Чувствуя на себе пристальный взгляд, я поднимаю глаза на Крида.

Он внимательно наблюдает за мной, и я чувствую, как его маленький подлый дар прощупывает границы моего блокирующего заклинания, ищет путь в мой разум, который он не найдет.

Как и все Одаренные, что требуется сделать перед поступлением сюда, в Рат, я освоил основные заклинания, но наших родителей не удовлетворила простота навыков, необходимых для этих заклинаний, потому что они знали, что если есть такие же, как мы, у которых такие же дары, как у нашей семейной линии, эти жалкие маленькие хитрости не помогут удержать других.

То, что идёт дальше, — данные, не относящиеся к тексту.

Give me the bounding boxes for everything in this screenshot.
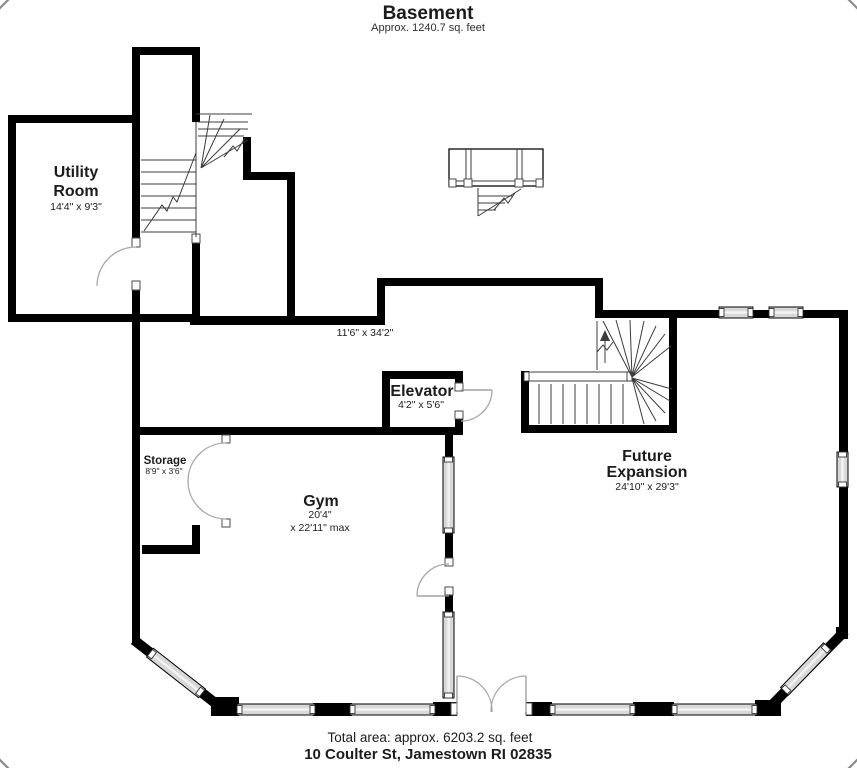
utility-room-door	[97, 247, 136, 286]
future-expansion-dims: 24'10" x 29'3"	[615, 481, 679, 493]
elevator-dims: 4'2" x 5'6"	[398, 399, 444, 411]
stairs-main	[524, 320, 672, 424]
gym-dims1: 20'4"	[308, 509, 332, 521]
window	[781, 643, 832, 695]
window	[147, 648, 206, 697]
floor-plan-page: Basement Approx. 1240.7 sq. feet Utility…	[0, 0, 857, 768]
window	[769, 307, 803, 318]
floor-plan: Basement Approx. 1240.7 sq. feet Utility…	[0, 0, 857, 768]
window	[350, 704, 435, 715]
bottom-double-doors	[457, 676, 526, 712]
window	[237, 704, 315, 715]
page-subtitle: Approx. 1240.7 sq. feet	[371, 22, 485, 34]
window	[719, 307, 753, 318]
future-expansion-label: Future	[622, 448, 672, 465]
elevator-door	[461, 390, 492, 421]
utility-room-label2: Room	[53, 183, 98, 200]
storage-double-doors	[188, 443, 226, 519]
total-area-text: Total area: approx. 6203.2 sq. feet	[328, 730, 533, 745]
utility-room-dims: 14'4" x 9'3"	[50, 201, 102, 213]
stairs-upper-left	[141, 114, 252, 237]
window	[837, 452, 848, 487]
bulkhead-window-and-steps	[449, 149, 543, 216]
storage-dims: 8'9" x 3'6"	[145, 466, 182, 476]
window	[550, 704, 635, 715]
gym-dims2: x 22'11" max	[290, 522, 350, 534]
page-title: Basement	[383, 3, 474, 24]
hall-dims: 11'6" x 34'2"	[337, 327, 394, 339]
window	[443, 612, 454, 698]
window	[443, 457, 454, 533]
window	[672, 704, 757, 715]
gym-east-door	[417, 564, 449, 596]
address-text: 10 Coulter St, Jamestown RI 02835	[304, 746, 552, 763]
utility-room-label: Utility	[54, 164, 99, 181]
elevator-label: Elevator	[390, 383, 453, 400]
future-expansion-label2: Expansion	[607, 464, 688, 481]
walls	[8, 47, 848, 716]
gym-label: Gym	[303, 493, 339, 510]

Нужно по-настоящему отточить свои способности, чтобы не думать о наследии Деверо. Это слишком плохо для моего вечно любопытствующего брата Крида, который у нас с Леджендом уже есть. Черт, мы начали учить заклинания, как только научились говорить.

Сильвер все еще ждет ответа, но когда понимает, что не получит его по этой теме, он меняет ее, как сделал бы хороший друг.

– Ты здорово меня потрепал, дружище, – он добродушно усмехается. – Я думал, что ты уже у меня в кармане, на минутку.

Я ухмыляюсь, глядя на свою еду, втыкаю нож в мясо и провожу им по крови, которая сочится из центра. Он ни в коем случае не был близок к тому, чтобы завладеть мной, но вместо того, чтобы сказать ему об этом, я говорю:

– Когда твои глаза меняются, твоя сила меняется вместе с ними. Тебе нужно найти способ сохранять осознанность, не нарушая концентрации.

Крид кивает, обдумывая все, что я только что сказал, прежде чем повернуться к Сильверу и пуститься в длинные объяснения, как именно он может попытаться этого добиться. Будучи наиболее технически подготовленным из нас четверых, Крид возложил на свои плечи ответственность за то, чтобы убедиться, что мы готовы к любой возможной ситуации того же уровня, что и он. И поскольку Сильвер – мой самый близкий друг и единственный человек, которому я доверяю, не считая моих братьев, это распространяется и на него.

Крид, возможно, всего на год старше меня, но он всегда возлагал на свои плечи большие надежды, делая все, что в его силах, чтобы у нас всегда было то, что нам нужно, а когда мы не можем, он находит способ сделать это для нас. На него оказывается большое давление, когда он хочет решить все наши проблемы, но он просто так устроен, поэтому мы позволяем ему делать свое дело, даже если иногда это действительно чертовски раздражает.

Входит Ледженд, его, как обычно, окружает целый гарем девушек. В здешних краях он известен как самый мягкий брат Деверо. Милый, добрый, нежный, один такой из нас четверых.

Он обладает всеми этими качествами, но он также рыба-меч в аквариуме, полном акул, кажущийся аутсайдером, когда он совсем не такой. Его способность подавлять гнев, панику или боль других людей сильно недооценивается, и ему это чертовски нравится.

Вместо того, чтобы опуститься на свое обычное место, он подходит ко мне сзади с такой чертовски самодовольной ухмылкой, что я могу только пялиться на его задницу.

– Что?

– Нашел ее.

Мой кулак сжимает вилку, и мне приходится приложить немало усилий, чтобы сохранить невозмутимое выражение лица.